Search code examples
rlabelcluster-analysis

Changing cluster labels for comparison purposes


I need help in redefining the indexes of two clustering procedures in order for them to be comparable in a more straightforward manner.

Suppose that a clustering procedure A gives you the following vector as output (vector of cluster label for each individual)

clust1 <- c(1, 1, 1, 1, 3, 2, 2, 1, 1, 2, 3, 2, 2)

While the clustering algorithm B return the following vector

clust2 <- c(3, 3, 3, 3, 5, 2, 2, 3, 3, 2, 5, 2, 2)

As you can see the two algorithms returned the same clustering but it is not easy to get this if you have hundreds of observations.

Can you help me in develop an automatic function (or a piece of code written in a general way) that changes the cluster labels of either both or one of the two so that they have the same labels?
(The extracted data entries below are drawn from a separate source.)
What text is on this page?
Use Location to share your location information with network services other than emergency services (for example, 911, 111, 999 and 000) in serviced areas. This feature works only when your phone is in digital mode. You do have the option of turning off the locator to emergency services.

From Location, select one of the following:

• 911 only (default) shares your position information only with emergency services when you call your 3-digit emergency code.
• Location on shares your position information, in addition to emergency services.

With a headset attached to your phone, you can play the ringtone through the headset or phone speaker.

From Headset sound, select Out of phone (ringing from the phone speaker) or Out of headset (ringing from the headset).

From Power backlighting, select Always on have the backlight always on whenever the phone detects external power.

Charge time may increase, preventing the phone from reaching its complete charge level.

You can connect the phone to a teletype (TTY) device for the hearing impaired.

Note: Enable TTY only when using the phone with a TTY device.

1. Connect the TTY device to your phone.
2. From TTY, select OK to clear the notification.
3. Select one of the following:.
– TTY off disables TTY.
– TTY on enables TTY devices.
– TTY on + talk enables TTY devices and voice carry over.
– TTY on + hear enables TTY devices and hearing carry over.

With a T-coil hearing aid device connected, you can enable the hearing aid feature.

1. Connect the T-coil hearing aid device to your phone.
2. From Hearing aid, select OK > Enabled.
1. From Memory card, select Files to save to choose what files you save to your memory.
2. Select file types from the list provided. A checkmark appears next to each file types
My main purpose is not comparing the two clustering but I need a code that does what I have said and therefore please don't try to solve my problem just saying that I can compare them with a plot or a contingency table.

Thanks in advance!


Solution

  • clust1 <- c(1, 1, 1, 1, 3, 2, 2, 1, 1, 2, 3, 2, 2)
    clust2 <- c(3, 3, 3, 3, 5, 2, 2, 3, 3, 2, 5, 2, 2)
    

    Here is a solution that works as long the number of clusters is the same between the two solutions. We are using factor() to apply the labels of clust1 to clust2.

    clust2_re <- 
      factor(clust2,
           levels = unique(clust2),
           labels = unique(clust1)) |> 
      as.character() |> 
      as.numeric()
    
    clust2_re
    #>  [1] 1 1 1 1 3 2 2 1 1 2 3 2 2
    
    all(clust1 == clust2_re)
    #> [1] TRUE
    

    Furthermore: igraph has a compare() function that returns the distance between clustering results, which also works when cluster labels differ. Let’s add a third cluster variation and change only the last value…

    clust3 <- c(3, 3, 3, 3, 5, 2, 2, 3, 3, 2, 5, 2, 3)
    

    When two clustering solutions are the same compare() returns 0

    library(igraph)
    compare(clust1, clust2)
    #> [1] 0
    

    Whenever there are differences the result will be > 0

    compare(clust1, clust3)
    #> [1] 0.4132943